O jeito como ele pronunciou o nome dela — arrastando, provocando — me fez sorrir, mesmo que a contragosto.
Nathan percebeu.
— Ahá! — apontou o dedo, teatral. — Eu vi esse sorriso.
— É o reflexo da luz.
— Reflexo, é? — ele se jogou na poltrona à frente da mesa. — Me poupe, Leo. Você está sorrindo feito adolescente que acabou de receber bilhete na escola.
Revirei os olhos.
— Você é insuportável.
— Eu sou o realista da história. E o realista está dizendo: chama essa mulher pra sair antes que outro chame.
Tentei manter a compostura, mas ele falava com aquela convicção irritante que, no fundo, sempre acabava me vencendo.
— Nathan, eu nem sei se ela quer isso. Ela só mandou uma mensagem de agradecimento.
— Agradecimento? — ele arqueou a sobrancelha. — “As flores são lindas, o bilhete é elegante, está me deixando em desvantagem”? — ele recitou, palavra por palavra, imitando uma voz feminina exagerada, enquanto lia no meu celular. — Isso é flerte, Leonardo!
— Isso é educação.
— Educação é o que ela aprendeu em casa. Isso aí é química.
Ri baixo, sem querer.
— Você tira conclusões rápidas demais.
— E você pensa demais. — Ele se inclinou pra frente, apoiando os cotovelos na mesa. — Escuta: quando a vida te dá uma mulher interessante, que te faz rir e ainda manda vinho francês, você não agradece com silêncio. Você agradece com jantar.
— Você é mesmo impossível.
— E você é um caso perdido. — Nathan levantou, ajeitando o paletó. — Mas eu me recuso a ver o homem que salvou vidas deixar escapar uma chance de salvar a própria.
Fiquei quieto por alguns segundos.
Ele se aproximou da mesa e bateu de leve na tampa do celular.
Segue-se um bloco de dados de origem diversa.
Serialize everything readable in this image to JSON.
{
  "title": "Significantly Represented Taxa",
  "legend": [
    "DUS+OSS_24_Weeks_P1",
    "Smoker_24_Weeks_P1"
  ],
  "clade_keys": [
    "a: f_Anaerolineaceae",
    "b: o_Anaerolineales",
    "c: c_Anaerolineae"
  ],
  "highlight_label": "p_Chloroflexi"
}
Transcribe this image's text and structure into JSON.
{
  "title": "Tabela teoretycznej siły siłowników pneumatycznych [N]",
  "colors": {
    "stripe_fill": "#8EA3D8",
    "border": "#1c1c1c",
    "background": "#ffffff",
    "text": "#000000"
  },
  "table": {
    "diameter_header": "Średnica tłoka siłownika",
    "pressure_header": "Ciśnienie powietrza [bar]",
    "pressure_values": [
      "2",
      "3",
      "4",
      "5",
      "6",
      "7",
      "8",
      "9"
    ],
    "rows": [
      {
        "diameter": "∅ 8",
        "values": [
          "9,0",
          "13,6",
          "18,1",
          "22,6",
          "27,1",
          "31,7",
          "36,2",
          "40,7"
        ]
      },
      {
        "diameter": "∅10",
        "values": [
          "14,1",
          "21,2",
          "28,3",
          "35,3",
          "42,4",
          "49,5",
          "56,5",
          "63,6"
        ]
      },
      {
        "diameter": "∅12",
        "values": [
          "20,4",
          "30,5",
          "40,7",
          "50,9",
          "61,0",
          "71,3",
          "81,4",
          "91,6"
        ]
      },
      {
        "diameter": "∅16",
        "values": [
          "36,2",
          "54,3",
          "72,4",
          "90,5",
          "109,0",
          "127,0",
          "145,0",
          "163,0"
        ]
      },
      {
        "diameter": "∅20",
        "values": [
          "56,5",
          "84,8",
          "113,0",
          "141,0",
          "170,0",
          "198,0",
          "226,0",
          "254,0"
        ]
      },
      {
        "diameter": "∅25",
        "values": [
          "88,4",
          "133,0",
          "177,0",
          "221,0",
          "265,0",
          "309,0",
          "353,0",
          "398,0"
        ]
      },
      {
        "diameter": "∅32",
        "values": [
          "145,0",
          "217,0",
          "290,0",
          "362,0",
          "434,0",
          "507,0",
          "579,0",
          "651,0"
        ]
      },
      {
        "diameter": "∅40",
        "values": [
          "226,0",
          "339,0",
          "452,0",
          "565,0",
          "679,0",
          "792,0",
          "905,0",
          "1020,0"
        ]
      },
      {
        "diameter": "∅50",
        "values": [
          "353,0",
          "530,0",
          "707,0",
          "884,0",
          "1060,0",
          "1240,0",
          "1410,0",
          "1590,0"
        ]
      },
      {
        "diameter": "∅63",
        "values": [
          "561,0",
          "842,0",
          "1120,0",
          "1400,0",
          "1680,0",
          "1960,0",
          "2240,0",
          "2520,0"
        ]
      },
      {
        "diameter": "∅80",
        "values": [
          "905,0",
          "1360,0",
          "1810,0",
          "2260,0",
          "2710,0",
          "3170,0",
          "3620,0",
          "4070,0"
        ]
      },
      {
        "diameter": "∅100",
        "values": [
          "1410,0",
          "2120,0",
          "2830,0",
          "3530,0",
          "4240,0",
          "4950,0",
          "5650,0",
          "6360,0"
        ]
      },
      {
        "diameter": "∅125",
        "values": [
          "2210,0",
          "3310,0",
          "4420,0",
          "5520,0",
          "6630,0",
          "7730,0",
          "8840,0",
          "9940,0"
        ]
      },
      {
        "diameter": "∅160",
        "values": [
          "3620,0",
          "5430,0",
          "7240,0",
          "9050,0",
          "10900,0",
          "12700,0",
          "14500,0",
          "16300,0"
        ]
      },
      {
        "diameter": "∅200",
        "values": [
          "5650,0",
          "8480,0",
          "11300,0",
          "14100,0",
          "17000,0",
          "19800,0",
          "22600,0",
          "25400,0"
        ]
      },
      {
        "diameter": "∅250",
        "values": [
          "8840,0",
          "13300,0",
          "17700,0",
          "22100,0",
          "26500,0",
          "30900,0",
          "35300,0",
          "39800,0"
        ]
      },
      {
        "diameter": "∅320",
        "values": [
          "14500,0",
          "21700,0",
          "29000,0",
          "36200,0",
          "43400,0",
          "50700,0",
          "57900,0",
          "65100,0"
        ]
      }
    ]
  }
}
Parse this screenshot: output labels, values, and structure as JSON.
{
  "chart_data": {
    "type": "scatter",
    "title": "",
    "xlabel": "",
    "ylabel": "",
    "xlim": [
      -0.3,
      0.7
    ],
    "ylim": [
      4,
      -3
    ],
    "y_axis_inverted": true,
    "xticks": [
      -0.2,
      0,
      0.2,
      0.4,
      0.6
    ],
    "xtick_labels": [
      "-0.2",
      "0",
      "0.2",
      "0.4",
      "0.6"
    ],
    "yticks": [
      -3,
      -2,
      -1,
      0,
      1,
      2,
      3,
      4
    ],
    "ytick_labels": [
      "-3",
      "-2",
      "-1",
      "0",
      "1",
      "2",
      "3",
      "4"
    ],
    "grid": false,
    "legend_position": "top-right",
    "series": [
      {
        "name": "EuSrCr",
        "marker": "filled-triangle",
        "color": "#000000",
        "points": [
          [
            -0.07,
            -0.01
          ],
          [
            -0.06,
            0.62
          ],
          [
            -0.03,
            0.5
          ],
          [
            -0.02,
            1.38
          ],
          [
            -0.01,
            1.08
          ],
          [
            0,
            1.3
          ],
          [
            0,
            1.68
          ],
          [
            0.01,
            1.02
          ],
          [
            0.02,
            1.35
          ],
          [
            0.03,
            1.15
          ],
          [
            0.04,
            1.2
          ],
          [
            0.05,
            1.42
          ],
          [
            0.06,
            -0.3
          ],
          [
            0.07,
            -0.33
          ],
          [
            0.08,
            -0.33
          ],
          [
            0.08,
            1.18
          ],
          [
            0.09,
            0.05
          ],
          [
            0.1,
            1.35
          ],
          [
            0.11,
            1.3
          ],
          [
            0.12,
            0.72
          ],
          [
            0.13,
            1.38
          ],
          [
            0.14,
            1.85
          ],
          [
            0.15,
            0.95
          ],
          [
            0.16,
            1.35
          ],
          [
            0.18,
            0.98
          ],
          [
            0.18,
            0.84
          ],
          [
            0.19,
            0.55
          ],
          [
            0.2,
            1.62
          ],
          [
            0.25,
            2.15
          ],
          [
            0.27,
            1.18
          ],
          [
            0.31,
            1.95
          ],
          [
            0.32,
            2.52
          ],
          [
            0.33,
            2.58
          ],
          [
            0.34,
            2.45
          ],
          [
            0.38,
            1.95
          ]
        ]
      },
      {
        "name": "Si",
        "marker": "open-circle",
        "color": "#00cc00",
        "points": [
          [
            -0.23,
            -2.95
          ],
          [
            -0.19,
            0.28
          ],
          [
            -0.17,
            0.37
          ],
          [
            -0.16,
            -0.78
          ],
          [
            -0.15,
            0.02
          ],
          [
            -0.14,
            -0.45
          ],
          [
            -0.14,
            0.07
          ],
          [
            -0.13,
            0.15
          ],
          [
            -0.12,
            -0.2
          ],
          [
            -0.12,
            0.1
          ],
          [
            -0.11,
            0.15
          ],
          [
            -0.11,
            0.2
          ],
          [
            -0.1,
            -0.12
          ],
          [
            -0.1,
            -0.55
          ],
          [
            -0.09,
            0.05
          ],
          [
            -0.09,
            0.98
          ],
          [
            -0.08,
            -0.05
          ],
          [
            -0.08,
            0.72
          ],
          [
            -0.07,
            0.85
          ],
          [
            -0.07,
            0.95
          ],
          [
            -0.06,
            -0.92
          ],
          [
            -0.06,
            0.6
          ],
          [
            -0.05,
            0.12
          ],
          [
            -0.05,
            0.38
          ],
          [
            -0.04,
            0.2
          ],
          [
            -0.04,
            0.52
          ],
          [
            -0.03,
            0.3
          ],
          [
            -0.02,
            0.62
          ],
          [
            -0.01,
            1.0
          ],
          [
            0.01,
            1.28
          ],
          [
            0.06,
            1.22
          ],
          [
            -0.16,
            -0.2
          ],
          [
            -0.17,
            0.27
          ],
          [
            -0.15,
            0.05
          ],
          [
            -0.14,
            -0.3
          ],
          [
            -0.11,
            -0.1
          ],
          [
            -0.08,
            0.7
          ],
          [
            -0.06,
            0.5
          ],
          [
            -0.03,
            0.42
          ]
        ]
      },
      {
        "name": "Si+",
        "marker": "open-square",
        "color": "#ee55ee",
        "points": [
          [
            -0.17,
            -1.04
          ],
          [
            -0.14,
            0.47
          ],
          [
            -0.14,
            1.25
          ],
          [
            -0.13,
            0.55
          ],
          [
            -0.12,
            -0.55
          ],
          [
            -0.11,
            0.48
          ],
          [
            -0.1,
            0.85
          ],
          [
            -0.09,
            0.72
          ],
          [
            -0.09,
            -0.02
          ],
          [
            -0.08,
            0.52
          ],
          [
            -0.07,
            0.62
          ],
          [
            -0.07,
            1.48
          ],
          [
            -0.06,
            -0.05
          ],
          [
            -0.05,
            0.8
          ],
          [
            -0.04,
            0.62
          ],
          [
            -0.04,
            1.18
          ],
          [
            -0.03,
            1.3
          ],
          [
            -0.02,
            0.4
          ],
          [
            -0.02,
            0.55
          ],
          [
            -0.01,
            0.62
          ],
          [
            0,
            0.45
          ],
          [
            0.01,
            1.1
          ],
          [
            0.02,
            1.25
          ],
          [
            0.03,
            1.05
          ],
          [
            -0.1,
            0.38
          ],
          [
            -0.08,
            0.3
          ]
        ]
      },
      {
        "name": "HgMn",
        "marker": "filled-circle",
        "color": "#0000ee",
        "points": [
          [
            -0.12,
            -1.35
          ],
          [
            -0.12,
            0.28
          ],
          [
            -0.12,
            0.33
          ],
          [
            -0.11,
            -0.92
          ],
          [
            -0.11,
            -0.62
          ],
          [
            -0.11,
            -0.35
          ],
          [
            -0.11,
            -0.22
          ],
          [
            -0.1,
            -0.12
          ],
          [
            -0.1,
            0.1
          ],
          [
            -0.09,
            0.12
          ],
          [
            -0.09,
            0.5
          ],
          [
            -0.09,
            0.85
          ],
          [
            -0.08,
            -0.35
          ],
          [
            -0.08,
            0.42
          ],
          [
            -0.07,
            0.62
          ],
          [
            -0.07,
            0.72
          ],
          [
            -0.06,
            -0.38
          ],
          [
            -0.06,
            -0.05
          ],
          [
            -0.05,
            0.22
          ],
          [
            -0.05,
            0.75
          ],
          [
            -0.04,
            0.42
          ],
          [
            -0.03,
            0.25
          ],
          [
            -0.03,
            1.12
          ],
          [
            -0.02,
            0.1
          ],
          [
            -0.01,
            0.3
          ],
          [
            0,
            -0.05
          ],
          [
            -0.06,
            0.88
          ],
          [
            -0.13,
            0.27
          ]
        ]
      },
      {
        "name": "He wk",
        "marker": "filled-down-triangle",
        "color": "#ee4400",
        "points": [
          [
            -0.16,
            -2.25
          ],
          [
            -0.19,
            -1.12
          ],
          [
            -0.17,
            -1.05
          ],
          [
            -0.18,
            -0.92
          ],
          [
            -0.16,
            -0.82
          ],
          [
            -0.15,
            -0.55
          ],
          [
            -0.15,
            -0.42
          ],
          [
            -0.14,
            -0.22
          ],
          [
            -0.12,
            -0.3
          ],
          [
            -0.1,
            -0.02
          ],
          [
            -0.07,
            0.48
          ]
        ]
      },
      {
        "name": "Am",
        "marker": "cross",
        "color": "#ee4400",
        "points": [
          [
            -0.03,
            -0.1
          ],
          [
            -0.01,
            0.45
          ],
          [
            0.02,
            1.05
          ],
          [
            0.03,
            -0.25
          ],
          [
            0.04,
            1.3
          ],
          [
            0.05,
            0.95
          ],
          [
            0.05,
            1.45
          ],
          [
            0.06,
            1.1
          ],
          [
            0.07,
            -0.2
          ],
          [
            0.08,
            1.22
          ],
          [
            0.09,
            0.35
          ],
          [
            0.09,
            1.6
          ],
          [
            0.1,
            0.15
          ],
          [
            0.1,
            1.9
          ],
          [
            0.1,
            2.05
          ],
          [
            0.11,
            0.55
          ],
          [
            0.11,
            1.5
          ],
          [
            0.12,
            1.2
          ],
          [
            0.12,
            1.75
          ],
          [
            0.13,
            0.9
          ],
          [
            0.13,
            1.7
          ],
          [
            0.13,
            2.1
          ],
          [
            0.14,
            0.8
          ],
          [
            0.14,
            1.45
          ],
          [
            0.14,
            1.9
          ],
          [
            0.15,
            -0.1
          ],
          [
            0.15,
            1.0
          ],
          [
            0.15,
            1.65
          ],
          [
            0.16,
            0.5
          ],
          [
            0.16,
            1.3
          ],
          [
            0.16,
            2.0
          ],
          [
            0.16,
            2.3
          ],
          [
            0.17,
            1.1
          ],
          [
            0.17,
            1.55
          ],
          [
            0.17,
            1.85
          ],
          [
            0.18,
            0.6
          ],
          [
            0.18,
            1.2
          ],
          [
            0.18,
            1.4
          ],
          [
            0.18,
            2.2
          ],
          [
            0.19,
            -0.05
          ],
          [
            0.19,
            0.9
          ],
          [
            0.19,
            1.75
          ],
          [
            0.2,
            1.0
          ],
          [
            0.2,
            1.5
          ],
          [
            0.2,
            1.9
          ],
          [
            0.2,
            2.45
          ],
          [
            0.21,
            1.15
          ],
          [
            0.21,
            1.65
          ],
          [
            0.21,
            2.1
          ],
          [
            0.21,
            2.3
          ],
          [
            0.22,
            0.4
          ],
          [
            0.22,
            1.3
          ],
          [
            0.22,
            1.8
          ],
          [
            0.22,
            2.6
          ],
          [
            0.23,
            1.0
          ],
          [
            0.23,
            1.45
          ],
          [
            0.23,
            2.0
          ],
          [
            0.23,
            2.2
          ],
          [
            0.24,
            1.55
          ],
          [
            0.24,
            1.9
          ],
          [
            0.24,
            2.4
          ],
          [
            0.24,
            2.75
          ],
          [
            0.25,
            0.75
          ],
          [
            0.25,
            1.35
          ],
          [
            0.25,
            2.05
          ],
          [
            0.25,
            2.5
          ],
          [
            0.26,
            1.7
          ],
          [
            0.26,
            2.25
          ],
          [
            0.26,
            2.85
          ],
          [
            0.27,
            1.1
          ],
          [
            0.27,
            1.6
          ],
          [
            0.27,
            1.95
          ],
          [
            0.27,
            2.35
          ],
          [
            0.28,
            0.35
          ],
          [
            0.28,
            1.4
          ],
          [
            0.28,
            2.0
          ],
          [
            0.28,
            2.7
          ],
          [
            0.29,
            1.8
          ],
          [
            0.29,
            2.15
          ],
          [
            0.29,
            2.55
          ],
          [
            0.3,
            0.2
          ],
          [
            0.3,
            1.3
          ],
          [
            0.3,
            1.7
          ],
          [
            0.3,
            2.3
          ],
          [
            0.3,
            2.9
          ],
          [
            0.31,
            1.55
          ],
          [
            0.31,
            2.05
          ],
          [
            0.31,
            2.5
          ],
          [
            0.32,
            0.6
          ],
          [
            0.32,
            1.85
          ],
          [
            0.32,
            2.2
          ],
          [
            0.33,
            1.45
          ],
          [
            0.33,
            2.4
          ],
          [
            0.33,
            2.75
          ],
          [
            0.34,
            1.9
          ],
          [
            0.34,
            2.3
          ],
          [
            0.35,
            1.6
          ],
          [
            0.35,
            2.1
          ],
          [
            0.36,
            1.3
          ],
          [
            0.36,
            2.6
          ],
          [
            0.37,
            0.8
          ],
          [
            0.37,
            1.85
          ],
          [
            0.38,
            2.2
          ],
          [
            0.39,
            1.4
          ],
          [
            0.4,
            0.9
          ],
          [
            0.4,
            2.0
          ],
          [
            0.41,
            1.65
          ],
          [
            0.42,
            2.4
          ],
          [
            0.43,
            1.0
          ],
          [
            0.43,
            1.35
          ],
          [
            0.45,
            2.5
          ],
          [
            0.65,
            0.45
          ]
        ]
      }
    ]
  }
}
— Pega esse aparelho e faz o que eu sei que você quer fazer desde que leu a mensagem.
— Nathan...
— Agora, Leonardo.
Havia uma firmeza divertida no tom dele, e — por algum motivo — me rendi.
Peguei o celular.
Abri a conversa com Manuela.
O cursor piscava, vazio.
Por um instante, pensei em desistir.
Mas então, lembrei do olhar dela na gala, do riso leve, do jeito sincero com que me agradeceu por tê-la acalmado no trânsito.
E escrevi.
“Manuela,
acho que já podemos trocar flores e bilhetes por um jantar.
Que tal?”
Olhei para a tela.
Nathan se inclinou para ler por cima do meu ombro.
— Direto, elegante e irresistível. Perfeito. — Ele sorriu. — Envia.
Respirei fundo e toquei “enviar”.
O som discreto da mensagem partindo ecoou na sala como um pequeno disparo.
Nathan ergueu os braços, triunfante.
— Finalmente! Aleluia! — deu uma risada alta. — Senhoras e senhores, Leonardo Duarte voltou ao jogo!
— Você é ridículo.
— Ridiculamente eficiente — respondeu, pegando o celular dele. — E por falar nisso…
— O que está fazendo?
— Mandando mensagem pra Marta dizendo que você finalmente criou coragem. Ela vai adorar saber.
— Nathan! — protestei, mas ele já digitava.
— Calma, doutor. Ela merece o crédito por ter me contado o segredo, não?
Suspirei, vencido.
Nathan era impossível — mas, ao mesmo tempo, era o único que conseguia arrancar de mim risadas genuínas.
Ficamos ainda alguns minutos ali, ele contando histórias absurdas sobre seus “encontros desastrosos”, e eu tentando não rir demais.
Quando ele finalmente foi embora, deixando um rastro de sarcasmo e perfume caro, o consultório ficou em silêncio novamente.
Mas o silêncio já não era o mesmo.
Era leve, quase ansioso.
Olhei outra vez para o celular.
A mensagem ainda não tinha resposta.
O pequeno “visto por último há 2 minutos” me fez sorrir.
Manuela tinha lido.
Agora, restava esperar.
E, pela primeira vez em muito tempo, eu queria sinceramente que o tempo não demorasse a passar.